Rumpus Theatre Company and its associated organisation Tabs Productions are determined not to let rep theatre disappear. Their spring play season at Chesterfield’s Pomegranate contains three plays, the first of which is Cooney’s 2001 offering Caught in the Net. It proves that, if Rumpus has anything to do with it, ensemble comedy is alive and in good health.
Caught in the Net is the sequel to Run for your Wife which is still the West End’s longest-running comedy. That ran for an amazing nine years.
Caught in the Net has all the hallmarks of a good farce: highly improbable situations, mistaken identities, physical comedy, double entendres and frantic entrances and exits before everything is happily resolved. It calls for energy, timing and skill which are all evident in Karen Henson and John Goodrum’s production.
The plot is centred on taxi driver John Smith who, for the past 20 years, has led separate lives with two wives. One lives in Wimbledon and the other in Streatham. His teenaged son from one marriage links up over the Internet with his daughter from the other marriage. They find it odd that each has a father with the same name who is 53 years old and a taxi driver. Chaos reigns as Smith comes up with a number of excuses to stop them meeting in person.
Goodrum plays Smith with the assuredness and precision that you might expect from an actor who has taken the role before in both Run for your Wife and Caught in the Net. His telephone impersonation of a Chinese restaurant owner to deceive one of his wives is uproarious.
The finest performance though is from George Telfer as Smith’s close friend and lodger Stanley Gardner. He is roped in to Smith’s deception and concocts increasingly implausible stories to prevent Smith being unveiled as a bigamist. Telfer’s attempts to speak on the phone while wearing a snorkel and his personalised answering service in a supposedly unruly office are hilarious.
There’s a marvellous cameo from John Lyons as Stanley’s confused dad who thinks one of Smith’s homes is a hotel where he’s been taken for a holiday.
Giving good support as the wives are Susie Hawthorne as the glamorous, more modern Barbara and Susan Earnshaw as cuddly, homely Mary. Both spend a lot of time being locked in one of the seven rooms which lead off the clever set serving as the two homes.
Chris Sheridan as Gavin and Charlotte Chinn as Vicki add to the fun as the youngsters who are unable to fathom out why their father wants to keep them apart.

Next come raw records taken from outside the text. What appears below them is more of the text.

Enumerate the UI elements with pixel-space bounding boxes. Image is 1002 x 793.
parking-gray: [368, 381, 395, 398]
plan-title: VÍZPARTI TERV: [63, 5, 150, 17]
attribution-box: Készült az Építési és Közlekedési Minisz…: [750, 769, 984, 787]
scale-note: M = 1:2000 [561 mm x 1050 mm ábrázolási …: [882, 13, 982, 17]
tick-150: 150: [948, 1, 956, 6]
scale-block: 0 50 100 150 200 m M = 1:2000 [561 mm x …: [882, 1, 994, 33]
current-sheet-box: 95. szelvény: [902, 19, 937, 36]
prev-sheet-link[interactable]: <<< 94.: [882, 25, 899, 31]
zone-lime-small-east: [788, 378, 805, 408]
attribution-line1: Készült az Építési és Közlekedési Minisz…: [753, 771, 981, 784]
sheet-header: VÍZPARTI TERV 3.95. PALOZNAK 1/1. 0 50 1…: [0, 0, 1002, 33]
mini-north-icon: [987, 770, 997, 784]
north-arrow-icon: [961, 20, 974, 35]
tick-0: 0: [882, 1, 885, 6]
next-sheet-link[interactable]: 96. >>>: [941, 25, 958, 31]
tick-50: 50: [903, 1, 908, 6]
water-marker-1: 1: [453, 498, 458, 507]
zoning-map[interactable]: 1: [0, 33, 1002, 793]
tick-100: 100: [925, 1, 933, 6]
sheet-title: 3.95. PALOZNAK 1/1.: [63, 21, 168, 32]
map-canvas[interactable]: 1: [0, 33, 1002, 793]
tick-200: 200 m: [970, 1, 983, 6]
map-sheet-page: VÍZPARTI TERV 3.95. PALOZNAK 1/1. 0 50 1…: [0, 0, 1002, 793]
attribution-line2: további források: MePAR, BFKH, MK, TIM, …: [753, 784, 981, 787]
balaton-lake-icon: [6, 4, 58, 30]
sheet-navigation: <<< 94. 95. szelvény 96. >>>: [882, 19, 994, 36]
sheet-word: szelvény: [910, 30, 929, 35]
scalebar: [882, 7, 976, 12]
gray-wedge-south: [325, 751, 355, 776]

Caught in the Net was written when the problems of people meeting online were not potentially as dangerous as they are now. Some people may find the play verges on the edge of political incorrectness. But as a farce, it can still be a superb evening’s entertainment if it’s performed well. On the night I saw it, despite a disappointingly small audience, there were more guffaws than giggles.